Ludwig schielte auf die Uhr. In Kansas war es halb vier. Der Junge musste sich ranhalten.
In dem Moment flog die Tür auf, Corrie Swanson kam hereingestürmt. Ihr feuerroter Haarwulst wippte auf und ab, die klirrenden Ketten lieferten die Begleitmusik zu ihrem Auftritt. »Zwei große Eiskaffee zum Mitnehmen! Einer schwarz, der andere mit Zucker und einer doppelten Portion Sahne.« Ludwig beobachtete sie lauernd: eine Hand auf die Hüfte gestemmt, die Ellbogen seitlich abgespreizt, ungeduldig mitden abgezählten Münzen klappernd. Alle Gäste waren offensichtlich Luft für sie. Nun, immerhin arbeitete sie für Pendergast, sozusagen als sein weiblicher Freitag. Und nun holte sie zwei Eiskaffee zum Mitnehmen.
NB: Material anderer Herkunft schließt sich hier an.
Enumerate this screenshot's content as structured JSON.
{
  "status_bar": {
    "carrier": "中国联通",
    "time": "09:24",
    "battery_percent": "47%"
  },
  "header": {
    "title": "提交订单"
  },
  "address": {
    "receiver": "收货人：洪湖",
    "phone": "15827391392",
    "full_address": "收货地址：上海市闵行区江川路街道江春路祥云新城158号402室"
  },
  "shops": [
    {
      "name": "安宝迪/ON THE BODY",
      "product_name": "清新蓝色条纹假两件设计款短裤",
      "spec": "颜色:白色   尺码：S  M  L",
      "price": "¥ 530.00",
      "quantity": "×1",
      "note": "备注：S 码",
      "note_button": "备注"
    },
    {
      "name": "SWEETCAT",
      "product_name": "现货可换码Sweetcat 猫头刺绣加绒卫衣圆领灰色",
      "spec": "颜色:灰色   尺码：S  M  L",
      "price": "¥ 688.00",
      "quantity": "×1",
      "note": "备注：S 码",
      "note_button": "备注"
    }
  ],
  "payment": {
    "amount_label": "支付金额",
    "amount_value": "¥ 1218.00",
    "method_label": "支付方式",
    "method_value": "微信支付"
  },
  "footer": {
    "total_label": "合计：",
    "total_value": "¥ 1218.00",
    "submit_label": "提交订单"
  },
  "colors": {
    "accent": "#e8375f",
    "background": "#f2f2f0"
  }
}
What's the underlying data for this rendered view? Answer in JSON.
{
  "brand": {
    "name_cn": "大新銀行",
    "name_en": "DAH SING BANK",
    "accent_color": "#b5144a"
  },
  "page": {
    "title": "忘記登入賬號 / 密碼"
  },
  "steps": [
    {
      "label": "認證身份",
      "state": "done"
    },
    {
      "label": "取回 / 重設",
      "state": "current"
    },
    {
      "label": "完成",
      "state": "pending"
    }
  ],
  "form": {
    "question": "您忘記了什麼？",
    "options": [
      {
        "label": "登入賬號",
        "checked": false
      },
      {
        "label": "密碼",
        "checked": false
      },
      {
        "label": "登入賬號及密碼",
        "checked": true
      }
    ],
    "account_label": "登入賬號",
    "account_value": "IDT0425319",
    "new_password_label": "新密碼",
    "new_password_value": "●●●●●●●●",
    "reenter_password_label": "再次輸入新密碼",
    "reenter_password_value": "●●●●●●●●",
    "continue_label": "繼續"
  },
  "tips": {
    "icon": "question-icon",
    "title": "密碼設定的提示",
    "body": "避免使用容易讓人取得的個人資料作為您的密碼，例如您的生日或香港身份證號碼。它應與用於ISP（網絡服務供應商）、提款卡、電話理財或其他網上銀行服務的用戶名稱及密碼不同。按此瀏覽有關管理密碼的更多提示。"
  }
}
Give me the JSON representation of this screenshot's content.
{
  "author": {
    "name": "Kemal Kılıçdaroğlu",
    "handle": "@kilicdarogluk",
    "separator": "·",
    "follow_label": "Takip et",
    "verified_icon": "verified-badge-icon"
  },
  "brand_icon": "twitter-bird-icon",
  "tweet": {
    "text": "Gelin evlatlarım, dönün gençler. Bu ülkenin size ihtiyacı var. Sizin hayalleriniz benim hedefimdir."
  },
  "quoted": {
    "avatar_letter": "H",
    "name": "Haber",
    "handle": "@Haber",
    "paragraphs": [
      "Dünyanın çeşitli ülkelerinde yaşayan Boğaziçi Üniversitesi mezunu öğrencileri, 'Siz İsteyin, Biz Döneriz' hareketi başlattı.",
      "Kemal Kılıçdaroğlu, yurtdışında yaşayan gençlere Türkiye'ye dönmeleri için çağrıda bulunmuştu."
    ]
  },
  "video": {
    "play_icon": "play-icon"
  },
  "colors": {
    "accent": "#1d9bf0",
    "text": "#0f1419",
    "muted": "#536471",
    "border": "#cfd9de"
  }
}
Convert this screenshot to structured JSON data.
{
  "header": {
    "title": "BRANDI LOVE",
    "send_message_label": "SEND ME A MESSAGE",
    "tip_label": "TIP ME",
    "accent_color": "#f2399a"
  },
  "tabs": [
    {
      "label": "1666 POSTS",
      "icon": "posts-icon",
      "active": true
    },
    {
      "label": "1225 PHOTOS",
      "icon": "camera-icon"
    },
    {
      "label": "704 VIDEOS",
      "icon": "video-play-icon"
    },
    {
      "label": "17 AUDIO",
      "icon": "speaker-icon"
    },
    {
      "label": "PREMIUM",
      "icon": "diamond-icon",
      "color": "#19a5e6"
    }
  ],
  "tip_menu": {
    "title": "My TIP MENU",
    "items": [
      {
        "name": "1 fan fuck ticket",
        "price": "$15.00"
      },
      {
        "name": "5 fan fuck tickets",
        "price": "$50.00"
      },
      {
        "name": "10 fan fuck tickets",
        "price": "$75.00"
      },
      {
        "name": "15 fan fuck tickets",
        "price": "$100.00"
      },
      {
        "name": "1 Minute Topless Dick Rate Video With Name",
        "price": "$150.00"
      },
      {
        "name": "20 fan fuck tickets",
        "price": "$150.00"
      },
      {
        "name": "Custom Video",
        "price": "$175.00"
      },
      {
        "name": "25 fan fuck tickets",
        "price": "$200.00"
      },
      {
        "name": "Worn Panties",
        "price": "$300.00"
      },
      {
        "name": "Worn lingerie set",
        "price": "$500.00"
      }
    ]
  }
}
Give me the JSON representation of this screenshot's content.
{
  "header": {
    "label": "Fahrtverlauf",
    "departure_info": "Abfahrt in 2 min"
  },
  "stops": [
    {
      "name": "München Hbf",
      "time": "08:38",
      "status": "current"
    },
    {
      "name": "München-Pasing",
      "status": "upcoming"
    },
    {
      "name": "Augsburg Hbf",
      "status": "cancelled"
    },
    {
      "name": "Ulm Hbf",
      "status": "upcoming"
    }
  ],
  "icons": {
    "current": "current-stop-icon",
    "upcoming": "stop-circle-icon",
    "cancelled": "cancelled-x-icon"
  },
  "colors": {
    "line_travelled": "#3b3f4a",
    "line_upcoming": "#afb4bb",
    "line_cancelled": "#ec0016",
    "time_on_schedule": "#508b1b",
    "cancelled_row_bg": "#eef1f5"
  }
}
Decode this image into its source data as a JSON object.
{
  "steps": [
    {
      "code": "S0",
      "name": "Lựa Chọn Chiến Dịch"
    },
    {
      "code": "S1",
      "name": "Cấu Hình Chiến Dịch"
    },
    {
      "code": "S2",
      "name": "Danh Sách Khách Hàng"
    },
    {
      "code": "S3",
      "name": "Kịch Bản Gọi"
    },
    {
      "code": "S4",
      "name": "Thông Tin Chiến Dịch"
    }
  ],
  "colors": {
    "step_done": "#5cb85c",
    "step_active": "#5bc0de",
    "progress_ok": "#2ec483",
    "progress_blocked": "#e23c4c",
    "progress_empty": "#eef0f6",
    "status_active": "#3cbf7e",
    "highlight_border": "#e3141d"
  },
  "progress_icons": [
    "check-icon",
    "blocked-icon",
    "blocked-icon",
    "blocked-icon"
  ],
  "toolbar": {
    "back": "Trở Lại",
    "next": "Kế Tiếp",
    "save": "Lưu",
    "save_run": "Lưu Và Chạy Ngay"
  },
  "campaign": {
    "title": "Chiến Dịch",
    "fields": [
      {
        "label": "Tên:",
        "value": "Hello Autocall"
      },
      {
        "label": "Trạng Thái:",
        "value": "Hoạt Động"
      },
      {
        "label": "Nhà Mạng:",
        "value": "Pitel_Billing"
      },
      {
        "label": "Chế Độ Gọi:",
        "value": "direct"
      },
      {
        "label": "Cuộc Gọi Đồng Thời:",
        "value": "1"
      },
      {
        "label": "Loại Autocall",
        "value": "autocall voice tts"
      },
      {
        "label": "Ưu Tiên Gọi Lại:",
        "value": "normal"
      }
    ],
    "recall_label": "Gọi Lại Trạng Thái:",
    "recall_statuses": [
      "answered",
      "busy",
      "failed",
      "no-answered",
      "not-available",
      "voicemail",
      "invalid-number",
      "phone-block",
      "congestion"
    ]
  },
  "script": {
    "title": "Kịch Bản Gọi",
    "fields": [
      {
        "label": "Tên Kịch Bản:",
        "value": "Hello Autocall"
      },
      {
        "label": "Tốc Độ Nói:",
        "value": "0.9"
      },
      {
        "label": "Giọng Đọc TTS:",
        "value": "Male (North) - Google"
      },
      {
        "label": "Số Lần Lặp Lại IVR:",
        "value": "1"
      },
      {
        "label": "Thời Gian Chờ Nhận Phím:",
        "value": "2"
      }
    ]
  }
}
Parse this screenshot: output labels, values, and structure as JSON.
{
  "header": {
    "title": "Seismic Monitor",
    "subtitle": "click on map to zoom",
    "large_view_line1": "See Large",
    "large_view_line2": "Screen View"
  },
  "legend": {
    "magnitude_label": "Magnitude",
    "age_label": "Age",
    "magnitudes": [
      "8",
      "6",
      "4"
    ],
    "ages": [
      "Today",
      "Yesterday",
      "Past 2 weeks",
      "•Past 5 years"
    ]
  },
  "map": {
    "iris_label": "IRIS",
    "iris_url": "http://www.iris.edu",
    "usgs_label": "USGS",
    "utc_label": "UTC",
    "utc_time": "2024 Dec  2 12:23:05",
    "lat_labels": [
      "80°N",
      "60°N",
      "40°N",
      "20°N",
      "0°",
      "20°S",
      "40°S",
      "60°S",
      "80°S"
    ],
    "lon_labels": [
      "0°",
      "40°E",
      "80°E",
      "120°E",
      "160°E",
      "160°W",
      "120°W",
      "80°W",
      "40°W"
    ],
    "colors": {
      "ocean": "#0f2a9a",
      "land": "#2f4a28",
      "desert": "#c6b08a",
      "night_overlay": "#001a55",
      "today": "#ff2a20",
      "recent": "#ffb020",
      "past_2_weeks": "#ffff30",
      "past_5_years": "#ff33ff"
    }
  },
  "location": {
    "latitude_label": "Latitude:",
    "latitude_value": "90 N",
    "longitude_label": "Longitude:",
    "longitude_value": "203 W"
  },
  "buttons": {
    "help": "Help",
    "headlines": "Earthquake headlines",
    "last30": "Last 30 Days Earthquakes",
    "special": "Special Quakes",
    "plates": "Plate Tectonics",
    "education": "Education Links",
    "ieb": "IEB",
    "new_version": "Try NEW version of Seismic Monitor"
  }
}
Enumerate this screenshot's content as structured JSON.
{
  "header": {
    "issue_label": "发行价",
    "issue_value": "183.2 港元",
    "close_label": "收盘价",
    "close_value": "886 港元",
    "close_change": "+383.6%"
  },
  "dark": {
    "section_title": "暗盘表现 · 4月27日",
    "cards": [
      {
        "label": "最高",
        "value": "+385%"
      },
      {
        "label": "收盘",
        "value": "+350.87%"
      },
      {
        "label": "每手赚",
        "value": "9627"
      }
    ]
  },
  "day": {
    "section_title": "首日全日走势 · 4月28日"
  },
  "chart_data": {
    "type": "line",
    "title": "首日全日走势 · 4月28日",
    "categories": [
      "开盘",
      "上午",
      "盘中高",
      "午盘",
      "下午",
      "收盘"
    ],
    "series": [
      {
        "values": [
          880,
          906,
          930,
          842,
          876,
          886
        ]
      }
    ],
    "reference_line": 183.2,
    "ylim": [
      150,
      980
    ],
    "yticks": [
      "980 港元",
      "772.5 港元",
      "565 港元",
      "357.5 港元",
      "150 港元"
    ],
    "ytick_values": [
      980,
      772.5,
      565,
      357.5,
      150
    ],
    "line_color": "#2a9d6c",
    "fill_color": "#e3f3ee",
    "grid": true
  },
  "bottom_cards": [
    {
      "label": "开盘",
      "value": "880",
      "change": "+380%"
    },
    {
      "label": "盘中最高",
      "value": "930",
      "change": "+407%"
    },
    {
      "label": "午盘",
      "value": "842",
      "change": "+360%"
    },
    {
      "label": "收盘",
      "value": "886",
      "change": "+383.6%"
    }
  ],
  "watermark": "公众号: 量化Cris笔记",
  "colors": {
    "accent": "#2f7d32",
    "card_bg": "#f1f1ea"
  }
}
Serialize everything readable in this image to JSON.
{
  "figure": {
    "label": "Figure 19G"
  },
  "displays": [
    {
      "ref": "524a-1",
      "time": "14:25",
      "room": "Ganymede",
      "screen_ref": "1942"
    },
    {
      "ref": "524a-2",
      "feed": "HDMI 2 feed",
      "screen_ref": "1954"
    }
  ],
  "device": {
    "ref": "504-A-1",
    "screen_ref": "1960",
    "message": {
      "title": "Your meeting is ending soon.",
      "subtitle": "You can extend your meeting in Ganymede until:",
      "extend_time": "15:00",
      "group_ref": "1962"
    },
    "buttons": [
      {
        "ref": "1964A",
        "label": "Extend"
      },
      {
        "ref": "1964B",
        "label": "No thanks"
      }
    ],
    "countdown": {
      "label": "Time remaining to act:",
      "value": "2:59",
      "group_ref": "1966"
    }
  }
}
Blieb die Frage, wohin sie die Becher mitnehmen wollte?
Und während Ludwig noch an einer plausiblen Antwort auf diese Frage herumrätselte, wurde ihm plötzlich klar, dass der FBI-Agent wieder mal sein Retter in der Not werden könnte.
Maisie stellte die beiden Becher auf den Tresen, Corrie legte ihr das Geld hin und ging.
Ludwig bedachte Joe Rickey mit einem verheißungsvollen Grinsen. »Dann wollen wir mal sehen, was ich tun kann.«
Er wollte ein paar Münzen auf den Tresen legen, aber Rickey winkte ab. »Ihr Kaffee geht auf mich. Und was ich noch sagen wollte, Mr. Ludwig: Vielen Dank im Voraus! Wirklich sehr nett von Ihnen. Ich warte hier auf Sie.«
Ludwig nickte und eilte los, um Corrie nicht aus den Augen zu verlieren.
35
Warum sehen eigentlich alle FBI-Gebäude gleich aus?, fragte sich Hazen, als er vor dem weißen Flachdachbau mit den getönten Fensterscheiben stand. Er stopfte das Hemd unter dem Gürtel fest, rückte den Hut zurecht und trat mit der Stiefelspitze den fast zu Ende gerauchten Glimmstängel aus. Auf dem Weg nach innen schlug ihm jenseits der Doppeltür ein Schwall eiskalter Luft entgegen, der zu einer anderen Jahreszeit den heftigen Protest aller Mitarbeiter ausgelöst hätte.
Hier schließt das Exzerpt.